Empresas y finanzas

Japan keeps intervention option open to curb yen

By Leika Kihara and Tetsushi Kajimoto

TOKYO (Reuters) - Japan is not ruling out market intervention to curb the yen's rise, government sources said on Wednesday, sending the strongest signal yet that the currency's march toward all-time highs may spur Tokyo into action.

In the past weeks, Japanese officials have repeatedly tried to talk the yen down out of concern that it will trip up an export-driven recovery, but markets doubted they would risk going solo and all but ruled out a coordinated intervention.

Government sources told Reuters, however, intervention was possible and one said acting alone was always an option, echoing an earlier report in the Nikkei newspaper.

Still, investors remained skeptical whether intervention alone would do much to stem a rise that took the yen to a 15-year high against the dollar and a nine-year peak against the euro on Tuesday, battering the stock market.

Tokyo shares are sensitive to the yen's moves given that several heavyweights are major exporters such as Toyota, Honda or Sony.

"Even if we see a short-term bounce in dollar-yen, I still think the risk is that we head lower before all is said and done," Robert Rennie, chief currency strategist at Westpac Bank in Sydney told Reuters Insider.

Finance Minister Yoshihiko Noda sharpened his rhetoric, telling reporters he would respond appropriately as needed, an expression he has not used before in his efforts to curb the rally that threatens to make Japanese goods less competitive and eats into exporters profits.

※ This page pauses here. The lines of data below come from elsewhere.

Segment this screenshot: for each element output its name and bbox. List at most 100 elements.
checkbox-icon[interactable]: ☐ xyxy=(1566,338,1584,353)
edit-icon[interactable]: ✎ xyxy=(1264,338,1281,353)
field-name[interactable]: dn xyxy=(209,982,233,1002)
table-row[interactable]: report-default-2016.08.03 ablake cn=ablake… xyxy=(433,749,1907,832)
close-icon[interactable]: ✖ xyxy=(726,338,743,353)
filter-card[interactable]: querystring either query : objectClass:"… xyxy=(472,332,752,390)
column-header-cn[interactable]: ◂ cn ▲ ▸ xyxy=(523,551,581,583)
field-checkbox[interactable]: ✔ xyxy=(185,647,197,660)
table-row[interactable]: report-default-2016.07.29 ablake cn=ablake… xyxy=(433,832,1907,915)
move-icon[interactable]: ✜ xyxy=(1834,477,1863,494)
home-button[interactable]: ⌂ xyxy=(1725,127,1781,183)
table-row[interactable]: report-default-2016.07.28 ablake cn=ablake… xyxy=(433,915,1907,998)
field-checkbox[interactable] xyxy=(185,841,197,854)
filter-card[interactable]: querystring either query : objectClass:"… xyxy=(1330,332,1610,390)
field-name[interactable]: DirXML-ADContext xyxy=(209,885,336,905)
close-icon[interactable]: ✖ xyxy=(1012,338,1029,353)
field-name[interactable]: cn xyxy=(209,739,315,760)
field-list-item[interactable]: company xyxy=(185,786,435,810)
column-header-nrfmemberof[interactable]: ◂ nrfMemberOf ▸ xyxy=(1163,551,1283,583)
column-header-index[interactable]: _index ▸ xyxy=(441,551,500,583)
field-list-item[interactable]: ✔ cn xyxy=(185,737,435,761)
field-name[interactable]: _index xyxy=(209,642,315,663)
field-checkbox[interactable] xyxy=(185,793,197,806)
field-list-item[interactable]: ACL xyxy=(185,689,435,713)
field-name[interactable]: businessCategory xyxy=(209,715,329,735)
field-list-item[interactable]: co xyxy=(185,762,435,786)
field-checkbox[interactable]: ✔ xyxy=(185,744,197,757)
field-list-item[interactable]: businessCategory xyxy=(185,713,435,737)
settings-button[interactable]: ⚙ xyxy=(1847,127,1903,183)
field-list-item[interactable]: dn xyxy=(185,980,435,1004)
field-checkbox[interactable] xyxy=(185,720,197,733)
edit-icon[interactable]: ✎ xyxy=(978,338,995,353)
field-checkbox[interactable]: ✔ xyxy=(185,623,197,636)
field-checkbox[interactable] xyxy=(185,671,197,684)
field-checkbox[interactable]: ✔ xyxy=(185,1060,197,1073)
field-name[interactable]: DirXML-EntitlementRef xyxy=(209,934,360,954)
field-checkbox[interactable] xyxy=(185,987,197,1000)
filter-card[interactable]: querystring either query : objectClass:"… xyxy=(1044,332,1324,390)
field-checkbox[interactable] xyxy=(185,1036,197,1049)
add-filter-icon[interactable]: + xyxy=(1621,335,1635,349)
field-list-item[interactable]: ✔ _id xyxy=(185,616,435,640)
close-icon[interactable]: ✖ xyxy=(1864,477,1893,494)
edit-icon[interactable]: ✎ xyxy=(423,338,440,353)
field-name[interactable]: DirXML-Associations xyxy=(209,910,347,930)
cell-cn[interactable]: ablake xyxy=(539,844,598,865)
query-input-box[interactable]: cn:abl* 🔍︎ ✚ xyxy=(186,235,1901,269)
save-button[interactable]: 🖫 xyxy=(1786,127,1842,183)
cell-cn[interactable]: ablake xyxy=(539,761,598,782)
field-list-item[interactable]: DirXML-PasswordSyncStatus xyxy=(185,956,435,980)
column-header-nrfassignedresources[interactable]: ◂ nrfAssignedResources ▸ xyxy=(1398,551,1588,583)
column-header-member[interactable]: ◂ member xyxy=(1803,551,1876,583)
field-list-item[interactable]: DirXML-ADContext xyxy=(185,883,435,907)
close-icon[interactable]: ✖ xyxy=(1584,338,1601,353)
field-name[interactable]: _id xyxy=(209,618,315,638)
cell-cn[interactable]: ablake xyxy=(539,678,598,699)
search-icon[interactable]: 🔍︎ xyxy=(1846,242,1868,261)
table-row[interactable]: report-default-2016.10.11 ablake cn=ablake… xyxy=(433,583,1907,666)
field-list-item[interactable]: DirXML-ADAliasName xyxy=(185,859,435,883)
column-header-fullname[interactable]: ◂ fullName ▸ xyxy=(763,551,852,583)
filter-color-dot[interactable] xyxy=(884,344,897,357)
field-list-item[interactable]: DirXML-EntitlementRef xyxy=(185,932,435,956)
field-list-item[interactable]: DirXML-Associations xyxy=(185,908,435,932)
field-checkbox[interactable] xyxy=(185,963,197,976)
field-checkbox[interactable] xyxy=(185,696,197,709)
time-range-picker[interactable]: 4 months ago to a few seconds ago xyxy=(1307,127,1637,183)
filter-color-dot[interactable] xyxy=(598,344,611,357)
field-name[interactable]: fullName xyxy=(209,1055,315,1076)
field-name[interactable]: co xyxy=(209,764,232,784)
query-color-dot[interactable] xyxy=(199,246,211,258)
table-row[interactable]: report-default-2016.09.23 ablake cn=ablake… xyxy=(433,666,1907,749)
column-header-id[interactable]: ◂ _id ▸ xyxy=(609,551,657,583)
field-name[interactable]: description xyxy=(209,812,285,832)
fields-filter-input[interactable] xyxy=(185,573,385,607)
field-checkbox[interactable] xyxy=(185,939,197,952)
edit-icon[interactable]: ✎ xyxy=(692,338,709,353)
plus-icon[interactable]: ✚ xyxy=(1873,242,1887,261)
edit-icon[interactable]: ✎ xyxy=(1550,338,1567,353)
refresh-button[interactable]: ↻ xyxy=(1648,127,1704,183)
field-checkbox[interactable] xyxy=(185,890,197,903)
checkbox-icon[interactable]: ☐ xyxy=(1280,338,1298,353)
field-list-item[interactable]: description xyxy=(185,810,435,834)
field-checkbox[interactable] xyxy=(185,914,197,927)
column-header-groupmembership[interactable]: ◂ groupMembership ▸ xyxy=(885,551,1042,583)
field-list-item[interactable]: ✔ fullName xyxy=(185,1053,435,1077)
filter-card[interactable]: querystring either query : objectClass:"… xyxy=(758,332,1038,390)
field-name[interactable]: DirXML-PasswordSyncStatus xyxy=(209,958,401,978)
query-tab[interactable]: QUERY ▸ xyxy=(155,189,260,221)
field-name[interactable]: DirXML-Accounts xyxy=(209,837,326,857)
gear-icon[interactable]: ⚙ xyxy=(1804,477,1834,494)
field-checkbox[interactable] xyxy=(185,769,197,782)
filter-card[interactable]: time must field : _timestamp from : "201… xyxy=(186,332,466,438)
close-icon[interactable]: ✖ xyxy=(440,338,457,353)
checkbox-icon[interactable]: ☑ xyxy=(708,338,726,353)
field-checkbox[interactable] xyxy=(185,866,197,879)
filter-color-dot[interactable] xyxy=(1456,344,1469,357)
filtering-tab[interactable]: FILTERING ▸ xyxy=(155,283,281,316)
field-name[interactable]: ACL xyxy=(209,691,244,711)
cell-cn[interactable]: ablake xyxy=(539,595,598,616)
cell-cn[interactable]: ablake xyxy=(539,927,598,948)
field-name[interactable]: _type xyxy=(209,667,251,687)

Noda later met Prime Minister Naoto Kan and other ministers, but said he had received no specific instructions on the currency.

The sharp yen rise and resulting declines in the Nikkei average have made it more likely that the Bank of Japan will further ease monetary policy before its scheduled rate review on September 6-7, sources told Reuters.

The Nikkei closed down 1.7 percent on Wednesday, its lowest in 16 months.

Speculators doubt the Bank of Japan is ready for drastic steps. "If they really want to do something on the yen ... they have to create inflation expectations," said Martin Schulz, a senior economist at Fujitsu Research Institute.

"But I don't think the BOJ would go in that direction."

Speculators held a net long position in the yen of 49,969 contracts in the week ended August 17, data from the Commodity Futures Trading Commission showed. That was down slightly from the previous week but still marked a shift compared with early June, when speculators had held a net short position in the yen.

TOUGHER TALK, PARTY DISARRAY

The yen has risen nearly 10 percent against the dollar so far this year, with the U.S. currency weighed down by doubts about the U.S. recovery and falling Treasury yields, along with other global factors that Tokyo has little power to influence.

The Nikkei newspaper said Japan's finance ministry would consider intervening unilaterally if the yen rose at a pace of several yen to the dollar in a single day.

The dollar sank as low as 83.58 yen at one point on Tuesday but rose to 84.32 yen on Wednesday, helped by the Nikkei report. The euro fell as much as 2.2 percent to 105.44 yen on Tuesday. It was around 106.62 yen on Wednesday.

Seeming disarray in the novice ruling Democratic Party as speculation simmers that Kan may face a challenge in a September 14 party leadership vote is adding to a perception that policymakers will not act decisively.

The Democratic-led government, which took power for the first time just a year ago, is working on steps to help the economy without further inflating a huge public debt, but the content might shift after the party vote.

Japan has not intervened in the currency market since March 2004, when it ended a 15-month 35 trillion yen ($415.9 billion) selling spree aimed at preventing a strong yen from killing an economic recovery.

Annual growth in Japan's exports slowed less than expected in July, finance ministry data showed on Wednesday, due to a pickup in shipments to the United States and Europe.

Yet economists expect export growth to slow in the coming months due to signs the global economic recovery is faltering.

BOJ LINES UP OPTIONS

Japanese companies have become more resilient to yen strength and enjoyed a sharp jump in profits for the April-June quarter, but every 1 yen rise against the dollar will trim recurring profit at major manufacturers by 0.9 percent this fiscal year, according to an estimate by Nomura Securities.

Tokyo will probably have difficulty convincing its U.S. and European counterparts to jointly step into the markets, given that a weakening of their currencies is helping their exports.

Noda declined to comment on talk he might meet U.S. Treasury Secretary Timothy Geithner, as did a U.S. Treasury official.

Markets have speculated for weeks that rather than intervening on its own, Japan would opt for monetary easing. The most likely scenario is for the BOJ to increase the size or extend the duration of a short-term fund supply scheme put in place in December, sources familiar with the matter say.